The 10th Anniversary of the UW Cartography Lab’s annual Design Challenge kicked off with a Yi-Fu Tuan lecture on February 16, 2024, with Faculty Director Rob Roth summarizing and celebrating nine years of Design Challenge events, PhD student Kela Caldwell introducing this year’s topic, and Creative Director Alicia Cowart explaining the inspiration behind a collaborative atlas-in-a-day. The lecture was followed by a departmental reception to celebrate the Cart Lab’s new space in the renovated 250 Science Hall.
The Design Challenge is a day-long mapping event that brings together geography and cartography students around a curated mapping theme, with the goal of exploring new mapping processes and opening new transdisciplinary conversations. Over the last 10 years, participants and partners for this event have delved into a variety themes, including Visualizing the Evolution of the Great Plains, Transforming Justice in Milwaukee, Feminist Cartographies and Recidivism, and Mapping the Transnational Hazardous Waste Trade, among other topics.
For this year’s Design Challenge, which took place on Saturday, February 17, the UW Cart Lab partnered with PhD student Kela Caldwell on her dissertation project to decipher and historicize the term race riot. Participants were asked to explore archival records of US “race riot” incidents between 1889 and 1945, and consider counter-cartographies and counter-narratives from different perspectives. Twenty-one students and staff participated, along with the event organizers: PhD students Gareth Baldrica-Franklin, Kela Caldwell, Alicia Iverson, Cart Lab Creative Director Alicia Cowart, Associate Faculty Director Bill Limpisathian, and Faculty Director Rob Roth.
The day’s goal was to create a collaborative atlas of maps that, according to Kela Caldwell, “gives participants the chance to explore mapping techniques, consider critical storytelling approaches by putting maps in relation to other maps, in addition to discovering hidden data and statistics through archival research materials to promote public engagement and awareness.” Organizers compiled archival data ahead of the event and engaged participants in an atlas compiling activity inspired by Guerrilla Cartography’s process of crowdsourced atlas production. By the end of the day, participants produced a mini-atlas with thematic chapters on “Headlining Violence,” “Systems in Place,” and “Narratives,” and were able to go home with a print of the atlas they helped create in a single day. The atlas comprises 12 maps total, including “Just Another Day in America” by graduate students Yanbing Chen and Brynn Patrello, “The Effects of the New Deal: Black American Housing and Lifestyles in Cleveland, OH” by undergraduate students Anya Shaw and Olivia Chan, and “The Making of Southern Horrors” by PhD student Vignesh Ramachandran.
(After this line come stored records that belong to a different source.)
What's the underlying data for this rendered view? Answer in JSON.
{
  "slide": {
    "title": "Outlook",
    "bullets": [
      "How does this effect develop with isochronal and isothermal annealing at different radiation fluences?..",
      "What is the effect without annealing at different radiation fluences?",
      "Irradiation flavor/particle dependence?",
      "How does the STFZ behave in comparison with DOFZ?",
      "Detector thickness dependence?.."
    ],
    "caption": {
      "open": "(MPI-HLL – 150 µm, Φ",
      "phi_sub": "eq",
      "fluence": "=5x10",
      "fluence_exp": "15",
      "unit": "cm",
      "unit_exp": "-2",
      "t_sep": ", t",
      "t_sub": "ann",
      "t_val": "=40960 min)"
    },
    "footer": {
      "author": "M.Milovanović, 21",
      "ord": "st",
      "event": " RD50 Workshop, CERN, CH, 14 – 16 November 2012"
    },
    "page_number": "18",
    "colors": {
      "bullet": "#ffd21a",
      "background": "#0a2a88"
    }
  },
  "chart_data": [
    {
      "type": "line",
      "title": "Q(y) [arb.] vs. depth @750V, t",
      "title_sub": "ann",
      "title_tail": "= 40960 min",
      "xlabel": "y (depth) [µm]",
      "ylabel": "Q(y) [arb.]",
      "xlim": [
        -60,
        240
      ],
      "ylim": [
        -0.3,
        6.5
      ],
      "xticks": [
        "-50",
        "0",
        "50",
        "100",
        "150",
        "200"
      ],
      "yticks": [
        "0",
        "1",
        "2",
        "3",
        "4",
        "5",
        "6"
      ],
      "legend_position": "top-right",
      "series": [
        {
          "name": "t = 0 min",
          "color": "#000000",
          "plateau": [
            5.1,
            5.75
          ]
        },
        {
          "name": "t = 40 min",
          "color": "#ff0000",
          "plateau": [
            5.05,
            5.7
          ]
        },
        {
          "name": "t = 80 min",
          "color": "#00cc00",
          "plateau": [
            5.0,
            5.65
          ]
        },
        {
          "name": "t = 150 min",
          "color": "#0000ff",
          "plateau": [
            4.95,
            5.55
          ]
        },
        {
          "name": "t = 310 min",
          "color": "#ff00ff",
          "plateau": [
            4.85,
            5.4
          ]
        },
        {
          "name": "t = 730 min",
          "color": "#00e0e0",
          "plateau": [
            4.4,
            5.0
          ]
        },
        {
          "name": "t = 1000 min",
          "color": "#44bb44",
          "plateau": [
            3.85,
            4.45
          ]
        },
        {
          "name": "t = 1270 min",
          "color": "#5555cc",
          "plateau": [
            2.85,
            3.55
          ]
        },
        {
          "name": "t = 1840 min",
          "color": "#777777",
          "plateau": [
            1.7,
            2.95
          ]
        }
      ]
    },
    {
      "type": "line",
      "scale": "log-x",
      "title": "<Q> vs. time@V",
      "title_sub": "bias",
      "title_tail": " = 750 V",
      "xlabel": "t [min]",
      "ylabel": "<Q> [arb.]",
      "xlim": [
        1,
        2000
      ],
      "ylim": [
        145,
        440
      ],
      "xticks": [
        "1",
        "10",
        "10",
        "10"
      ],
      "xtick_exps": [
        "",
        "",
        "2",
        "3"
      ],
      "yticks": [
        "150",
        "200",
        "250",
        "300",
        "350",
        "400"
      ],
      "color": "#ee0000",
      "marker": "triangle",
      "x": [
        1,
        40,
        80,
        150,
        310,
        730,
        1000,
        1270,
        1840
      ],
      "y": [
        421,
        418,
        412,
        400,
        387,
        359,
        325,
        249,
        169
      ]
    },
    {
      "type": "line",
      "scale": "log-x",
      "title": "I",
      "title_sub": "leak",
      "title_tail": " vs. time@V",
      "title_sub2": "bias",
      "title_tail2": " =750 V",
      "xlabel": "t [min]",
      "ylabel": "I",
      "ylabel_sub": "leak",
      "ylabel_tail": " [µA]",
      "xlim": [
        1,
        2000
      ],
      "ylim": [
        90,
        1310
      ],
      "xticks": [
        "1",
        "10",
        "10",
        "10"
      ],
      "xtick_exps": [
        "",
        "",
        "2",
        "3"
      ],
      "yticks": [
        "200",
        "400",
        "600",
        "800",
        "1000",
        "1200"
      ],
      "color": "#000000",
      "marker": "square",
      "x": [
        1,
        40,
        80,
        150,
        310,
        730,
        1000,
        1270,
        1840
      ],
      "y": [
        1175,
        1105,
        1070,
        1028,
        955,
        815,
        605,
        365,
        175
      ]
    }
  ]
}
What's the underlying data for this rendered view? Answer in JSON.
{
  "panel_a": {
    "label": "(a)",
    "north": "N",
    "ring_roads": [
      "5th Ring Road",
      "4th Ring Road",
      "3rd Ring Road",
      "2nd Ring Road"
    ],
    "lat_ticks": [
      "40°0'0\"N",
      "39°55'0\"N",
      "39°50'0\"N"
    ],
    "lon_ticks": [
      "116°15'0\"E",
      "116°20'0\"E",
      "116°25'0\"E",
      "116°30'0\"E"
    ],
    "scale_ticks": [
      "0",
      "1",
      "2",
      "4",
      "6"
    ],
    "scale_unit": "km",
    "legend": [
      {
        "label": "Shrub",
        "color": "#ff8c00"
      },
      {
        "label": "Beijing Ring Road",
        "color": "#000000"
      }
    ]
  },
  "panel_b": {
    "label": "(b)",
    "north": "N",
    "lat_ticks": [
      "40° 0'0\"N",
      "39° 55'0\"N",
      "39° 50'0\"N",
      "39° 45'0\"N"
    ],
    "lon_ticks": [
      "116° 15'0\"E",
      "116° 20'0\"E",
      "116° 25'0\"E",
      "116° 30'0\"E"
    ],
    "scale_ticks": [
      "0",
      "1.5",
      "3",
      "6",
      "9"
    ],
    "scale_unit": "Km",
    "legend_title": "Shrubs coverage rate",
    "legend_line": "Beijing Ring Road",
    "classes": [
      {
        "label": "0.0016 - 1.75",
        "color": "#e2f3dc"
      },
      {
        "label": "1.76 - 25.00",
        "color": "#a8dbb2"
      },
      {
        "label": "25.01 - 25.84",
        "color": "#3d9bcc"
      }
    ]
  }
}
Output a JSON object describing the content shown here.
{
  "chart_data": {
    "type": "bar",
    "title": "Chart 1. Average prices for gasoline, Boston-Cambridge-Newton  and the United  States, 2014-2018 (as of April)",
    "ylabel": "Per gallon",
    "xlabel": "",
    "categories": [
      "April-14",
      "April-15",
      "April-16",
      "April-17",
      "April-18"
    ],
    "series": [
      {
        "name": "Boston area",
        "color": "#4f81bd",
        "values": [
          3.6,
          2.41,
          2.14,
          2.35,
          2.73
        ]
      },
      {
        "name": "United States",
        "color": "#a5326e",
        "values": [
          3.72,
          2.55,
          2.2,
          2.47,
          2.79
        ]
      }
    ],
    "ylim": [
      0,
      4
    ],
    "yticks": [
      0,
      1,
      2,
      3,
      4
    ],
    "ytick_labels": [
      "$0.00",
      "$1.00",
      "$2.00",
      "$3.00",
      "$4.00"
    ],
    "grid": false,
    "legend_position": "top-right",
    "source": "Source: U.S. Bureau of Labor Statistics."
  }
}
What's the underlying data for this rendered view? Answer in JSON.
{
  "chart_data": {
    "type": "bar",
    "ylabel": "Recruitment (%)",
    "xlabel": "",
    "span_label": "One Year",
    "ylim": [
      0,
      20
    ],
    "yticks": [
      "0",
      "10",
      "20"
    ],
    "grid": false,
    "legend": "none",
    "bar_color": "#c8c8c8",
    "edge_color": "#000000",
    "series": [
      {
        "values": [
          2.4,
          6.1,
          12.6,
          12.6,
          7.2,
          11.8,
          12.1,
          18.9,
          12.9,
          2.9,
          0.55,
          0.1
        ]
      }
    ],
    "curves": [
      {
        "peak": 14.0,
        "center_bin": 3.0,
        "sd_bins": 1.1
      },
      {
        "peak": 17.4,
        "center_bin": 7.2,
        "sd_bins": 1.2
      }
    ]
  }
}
The Design Challenge fills multiple department objectives. First and foremost, this annual event enables students to test their skills and expand their design portfolios, which are important for obtaining gainful employment in cartography and the geospatial industry. The Design Challenge also creates an opportunity for new transdisciplinary conversations across subdisciplines and generates new insights and research questions. Within cartography, the Design Challenge encourages experimentation with alternative creative design approaches, enabling participants to step back from delivering specific products, and instead focus on being more intentional throughout the process. Finally, the Design Challenge often emphasizes community-engaged scholarship and design practices, empowering community partners with maps and spatial arguments around inequities and defined needs.